There is no user interface right now, I'm just using GLUT (GL Utility Toolkit) for the windowing. My plan is to add camera control (right now it's hardcoded, I want to create a
Camera3D class which I can manipulate in order to change the viewpoint, perhaps even create two sub-classes of that,
OrthographicCamera3D, for the two projection types) and then implement the other half of the project, the window-based interface. This will require me to first learn about the Mac-specific OpenGL calls (which would be required for setting up a drawing context and rendering into a GWorld), and then figuring out the architecture of the UI (Iconographer's isn't very C++ like, but I'm not sure if I want to go as far as have each control be a separate class).
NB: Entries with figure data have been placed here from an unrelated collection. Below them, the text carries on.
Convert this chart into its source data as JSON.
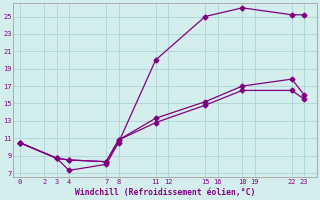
{
  "xlabel": "Windchill (Refroidissement éolien,°C)",
  "bg_color": "#d4eeed",
  "grid_color": "#b0d8d8",
  "line_color": "#800080",
  "x_ticks": [
    0,
    2,
    3,
    4,
    7,
    8,
    11,
    12,
    15,
    16,
    18,
    19,
    22,
    23
  ],
  "y_ticks": [
    7,
    9,
    11,
    13,
    15,
    17,
    19,
    21,
    23,
    25
  ],
  "xlim": [
    -0.5,
    24.0
  ],
  "ylim": [
    6.5,
    26.5
  ],
  "line1_x": [
    0,
    3,
    4,
    7,
    8,
    11,
    15,
    18,
    22,
    23
  ],
  "line1_y": [
    10.5,
    8.7,
    7.3,
    8.0,
    10.5,
    20.0,
    25.0,
    26.0,
    25.2,
    25.2
  ],
  "line2_x": [
    0,
    3,
    4,
    7,
    8,
    11,
    15,
    18,
    22,
    23
  ],
  "line2_y": [
    10.5,
    8.7,
    8.5,
    8.3,
    10.8,
    13.3,
    15.2,
    17.0,
    17.8,
    16.0
  ],
  "line3_x": [
    0,
    3,
    4,
    7,
    8,
    11,
    15,
    18,
    22,
    23
  ],
  "line3_y": [
    10.5,
    8.7,
    8.5,
    8.3,
    10.8,
    12.8,
    14.8,
    16.5,
    16.5,
    15.5
  ]
}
I also have to implement the mesh tool, which will be one of the harder parts, especially when it comes to editing it. But I'm delaying it until after I have an UI up, since it'll be a lot easier to debug when I can view it from different directions and manipulate it. And of course I musn't forget colors (I guess this will be another attribute that will be handled by the base class, since I'm not planning for texture mapping, although I might have the option of adding colors to each vertex of the mesh). The reason why I can get away with no texture mapping is because I'm only doing a modeler, not a fancy renderer, and besides texture mapping would be too slow in software rendering (which I have to use since the current (third-party, unsupported) OpenGL driver for my Voodoo3 doesn't do windowed or offscreen rendering, only on the whole screen).